Four cross-combinations belonged to V. parviflora Roxb. × V. vinifera L. (VP/MH and VP/PN), V. parviflora Roxb. × V. champini Planc. (VP/SC and VP/DG), and V. parviflora Roxb. × V. parviflora Roxb. VP/VP was studied to find out cross-compatibility ( Figures 5 – 9 ). It was evident from the pollen tube growth inside the pistil in VP/SC and VP/PN that it had a high degree of compatibility in pollen–pistil interaction. Aniline blue fluorescence microscopy revealed a greater number of germinating pollen on the stigmatic surface, with pollen tubes reaching the base of the stylar canal and even entering the ovules through the micropyle within 24 hours of pollination in VP/SC and VP/PN combinations. This strong compatibility was reflected in higher fruit set percentages, an increased average number of seeds per berry, and compatibility indices in VP/SC and VP/PN cross-combinations. More pollen tube growth (García-Breijo et al., 2020) and more seeds per berry indicate more compatibility among parents (Békefi and Halász, 2005; Cerovic et al., 2021).

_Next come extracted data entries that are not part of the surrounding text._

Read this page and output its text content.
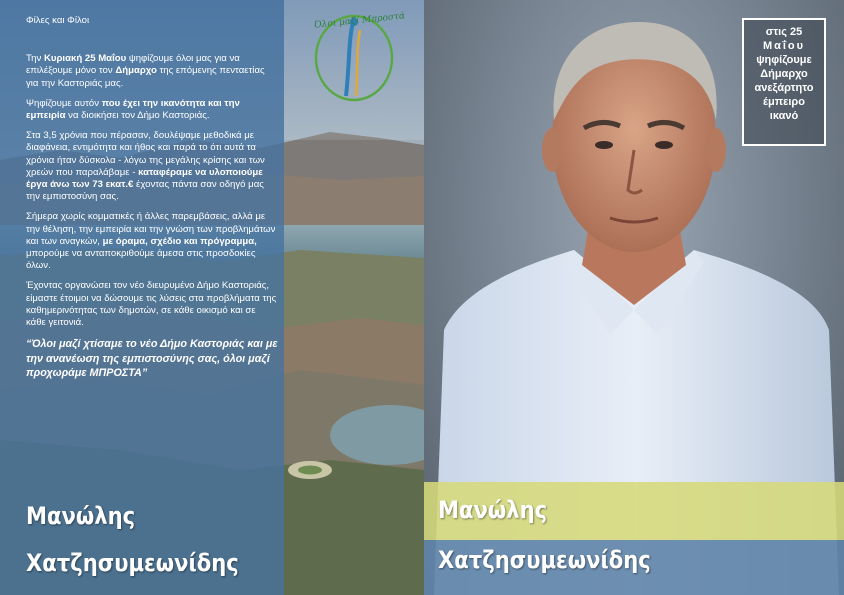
Όλοι μαζί Μπροστά

Φίλες και Φίλοι

Την Κυριακή 25 Μαΐου ψηφίζουμε όλοι μας για να επιλέξουμε μόνο τον Δήμαρχο της επόμενης πενταετίας για την Καστοριάς μας.

Ψηφίζουμε αυτόν που έχει την ικανότητα και την εμπειρία να διοικήσει τον Δήμο Καστοριάς.

Στα 3,5 χρόνια που πέρασαν, δουλέψαμε μεθοδικά με διαφάνεια, εντιμότητα και ήθος και παρά το ότι αυτά τα χρόνια ήταν δύσκολα - λόγω της μεγάλης κρίσης και των χρεών που παραλάβαμε - καταφέραμε να υλοποιούμε έργα άνω των 73 εκατ.€ έχοντας πάντα σαν οδηγό μας την εμπιστοσύνη σας.

Σήμερα χωρίς κομματικές ή άλλες παρεμβάσεις, αλλά με την θέληση, την εμπειρία και την γνώση των προβλημάτων και των αναγκών, με όραμα, σχέδιο και πρόγραμμα, μπορούμε να ανταποκριθούμε άμεσα στις προσδοκίες όλων.

Έχοντας οργανώσει τον νέο διευρυμένο Δήμο Καστοριάς, είμαστε έτοιμοι να δώσουμε τις λύσεις στα προβλήματα της καθημερινότητας των δημοτών, σε κάθε οικισμό και σε κάθε γειτονιά.

“Όλοι μαζί χτίσαμε το νέο Δήμο Καστοριάς και με την ανανέωση της εμπιστοσύνης σας, όλοι μαζί προχωράμε ΜΠΡΟΣΤΑ”

Μανώλης
Χατζησυμεωνίδης
στις 25
Μαΐου
ψηφίζουμε
Δήμαρχο
ανεξάρτητο
έμπειρο
ικανό
Μανώλης
Χατζησυμεωνίδης
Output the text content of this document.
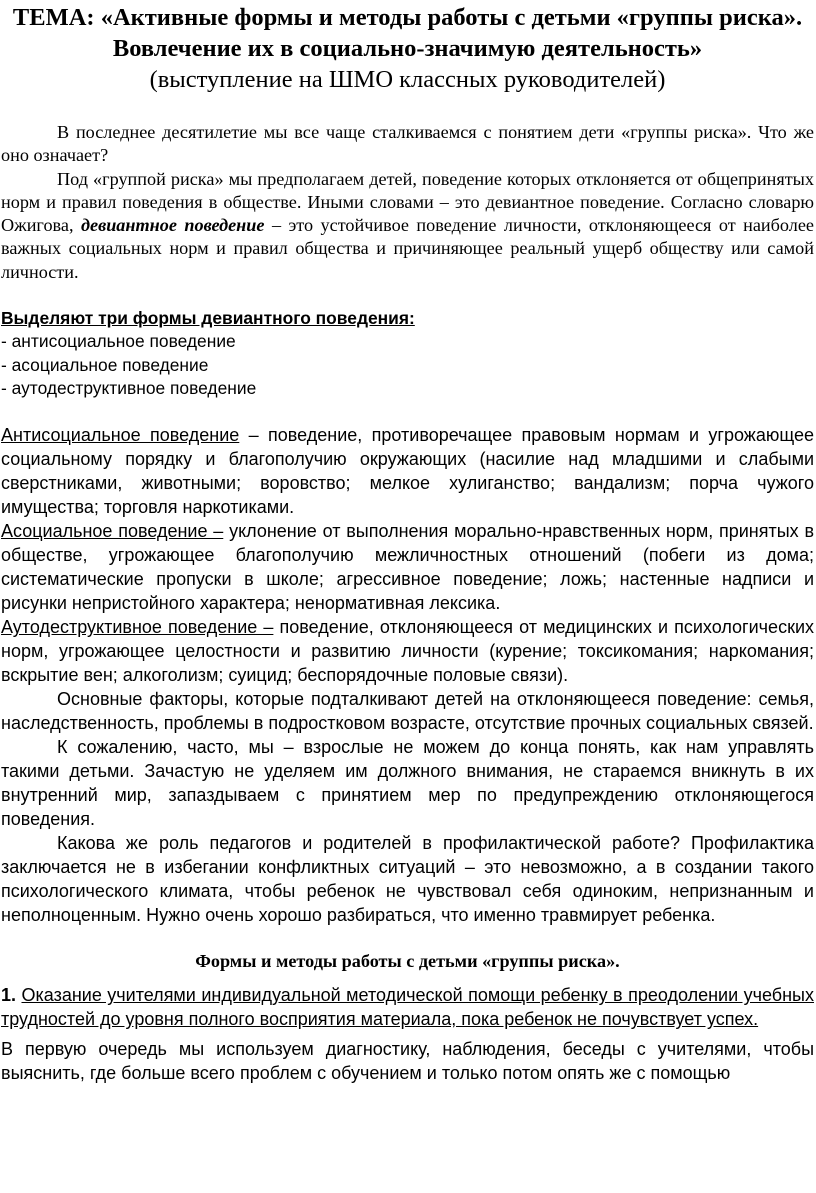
ТЕМА: «Активные формы и методы работы с детьми «группы риска».
Вовлечение их в социально-значимую деятельность»
(выступление на ШМО классных руководителей)

В последнее десятилетие мы все чаще сталкиваемся с понятием дети «группы риска». Что же оно означает?

Под «группой риска» мы предполагаем детей, поведение которых отклоняется от общепринятых норм и правил поведения в обществе. Иными словами – это девиантное поведение. Согласно словарю Ожигова, девиантное поведение – это устойчивое поведение личности, отклоняющееся от наиболее важных социальных норм и правил общества и причиняющее реальный ущерб обществу или самой личности.

Выделяют три формы девиантного поведения:

- антисоциальное поведение

- асоциальное поведение

- аутодеструктивное поведение

Антисоциальное поведение – поведение, противоречащее правовым нормам и угрожающее социальному порядку и благополучию окружающих (насилие над младшими и слабыми сверстниками, животными; воровство; мелкое хулиганство; вандализм; порча чужого имущества; торговля наркотиками.

Асоциальное поведение – уклонение от выполнения морально-нравственных норм, принятых в обществе, угрожающее благополучию межличностных отношений (побеги из дома; систематические пропуски в школе; агрессивное поведение; ложь; настенные надписи и рисунки непристойного характера; ненормативная лексика.

Аутодеструктивное поведение – поведение, отклоняющееся от медицинских и психологических норм, угрожающее целостности и развитию личности (курение; токсикомания; наркомания; вскрытие вен; алкоголизм; суицид; беспорядочные половые связи).

Основные факторы, которые подталкивают детей на отклоняющееся поведение: семья, наследственность, проблемы в подростковом возрасте, отсутствие прочных социальных связей.

К сожалению, часто, мы – взрослые не можем до конца понять, как нам управлять такими детьми. Зачастую не уделяем им должного внимания, не стараемся вникнуть в их внутренний мир, запаздываем с принятием мер по предупреждению отклоняющегося поведения.

Какова же роль педагогов и родителей в профилактической работе? Профилактика заключается не в избегании конфликтных ситуаций – это невозможно, а в создании такого психологического климата, чтобы ребенок не чувствовал себя одиноким, непризнанным и неполноценным. Нужно очень хорошо разбираться, что именно травмирует ребенка.

Формы и методы работы с детьми «группы риска».

1. Оказание учителями индивидуальной методической помощи ребенку в преодолении учебных трудностей до уровня полного восприятия материала, пока ребенок не почувствует успех.

В первую очередь мы используем диагностику, наблюдения, беседы с учителями, чтобы выяснить, где больше всего проблем с обучением и только потом опять же с помощью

While in VP/MH, pollen tubes did not reach the base of the stylar canal; most of the pollen tubes reached more than half of the stylar canal after 24 hours of pollination. Despite that, slower pollen tube growth for successful fertilization occurred, resulting in the production of seeds. Thus, the pollen tubes must have continued to grow for more than 24 hours after pollination and then fertilized the ovules. As a result, lower berry retention (23.25%) and number of seeds per berry (1.986) were recorded. The slower pollen tube growth could have led to reduced fertilization and subsequent fruit set as reported by Adachi et al. (2009) in autotetraploid cultivars of apple. Similarly, Pasonen et al. (2001) reported a significant positive correlation between pollen-tube growth rate and seed mass in Betula pendula. Conversely in VP/MH, although the in vitro pollen germination was higher (71.7 %) (at par with SC), the fruit set (23.25 %) was significantly less as compared to VP/SC along with the lowest compatibility index (0.511) among all successful cross-combinations (Badiger et al., 2023).